E No Easy (feat. Tiggs Da Author)

“This is me getting back into my storytelling bag. Every verse is me telling a story of just different people and going through a daily struggle in life. It’s one that I think will resonate a lot with people who have listened to me for a long time; they like when I get into these narrative, reflective pieces.”

1000 Ways

“The sentiments come from reflecting on a person who I think has got an incredible amount of loyalty. How do you reward a love who’s so loyal—how many ways can you? The sentiments are sometimes so pure, because I wasn’t looking for a beat for it, and I wasn’t waiting. Sometimes, it’s just about going about it differently. Just let the click play. It’s probably one of the most sentimental, mushy-mushy songs on the album, but it came from a true place, and that’s why we built it that way.

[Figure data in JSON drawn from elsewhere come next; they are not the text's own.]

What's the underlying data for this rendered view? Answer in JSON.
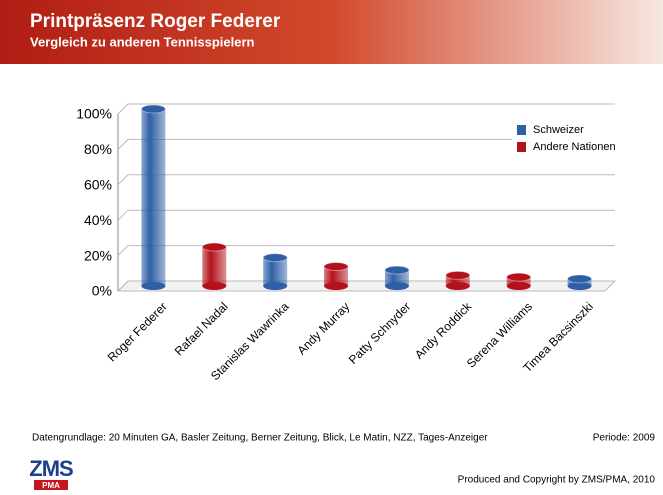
{
  "header": {
    "title": "Printpräsenz Roger Federer",
    "subtitle": "Vergleich zu anderen Tennisspielern"
  },
  "chart_data": {
    "type": "bar",
    "categories": [
      "Roger Federer",
      "Rafael Nadal",
      "Stanislas Wawrinka",
      "Andy Murray",
      "Patty Schnyder",
      "Andy Roddick",
      "Serena Williams",
      "Timea Bacsinszki"
    ],
    "series": [
      {
        "name": "Schweizer",
        "color": "#2e5fa6",
        "values": [
          100,
          null,
          16,
          null,
          9,
          null,
          null,
          4
        ]
      },
      {
        "name": "Andere Nationen",
        "color": "#b3121c",
        "values": [
          null,
          22,
          null,
          11,
          null,
          6,
          5,
          null
        ]
      }
    ],
    "ylim": [
      0,
      100
    ],
    "yticks": [
      {
        "value": 0,
        "label": "0%"
      },
      {
        "value": 20,
        "label": "20%"
      },
      {
        "value": 40,
        "label": "40%"
      },
      {
        "value": 60,
        "label": "60%"
      },
      {
        "value": 80,
        "label": "80%"
      },
      {
        "value": 100,
        "label": "100%"
      }
    ],
    "grid": true,
    "legend": "top-right"
  },
  "footer": {
    "source": "Datengrundlage: 20 Minuten GA, Basler Zeitung, Berner Zeitung, Blick, Le Matin, NZZ, Tages-Anzeiger",
    "period": "Periode: 2009",
    "copyright": "Produced and Copyright by ZMS/PMA, 2010",
    "logo": "ZMS",
    "logo_sub": "PMA"
  }
}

You have to be a 360-degree human being.”

Scars

“I got really emotional when I created ‘Scars’. I had a couple of different things that happened close to me; a couple of difficult deaths, and then just personal things. When those emotions want to overwhelm me, I make up a song like ‘Scars’, because I don’t think trauma and scars are the same. Scars are a healing from trauma—you’ve had trauma, but you’ve healed, so that you have scars. Scars are not a bad thing. That’s why I said, ‘I have scars, but scars make me who I am’ because you have healed the trauma. So it’s maybe a healing song. And scars cannot be looked at negatively at all as far as I’m concerned. Because you made it through. It’s just a reminder. It shows you that you went through some real sh*t.”

Blessings

“I think when I’m doing music by myself, I get very introspective. And then the first things that come out of my mouth are usually things like ‘Scars’ or ‘Blessings’. It’s almost like the words are moving uncontrollably through my body, but then I know exactly what it is, because these are ideas I hold dear to me. My mother was a lawyer when I was growing up, but she is a pastor [now]. All I can think of is the fact that these kind of emotions can move everybody from my mother, to everybody else. I felt it very powerfully. I needed the close of this album to have this kind of hopeful feeling to it—melancholy, but optimistic, too. The female vocal is by an artist from Ghana called Quayba. She just understood the emotion and delivered on it. I feel like it probably needs to close some of my shows.”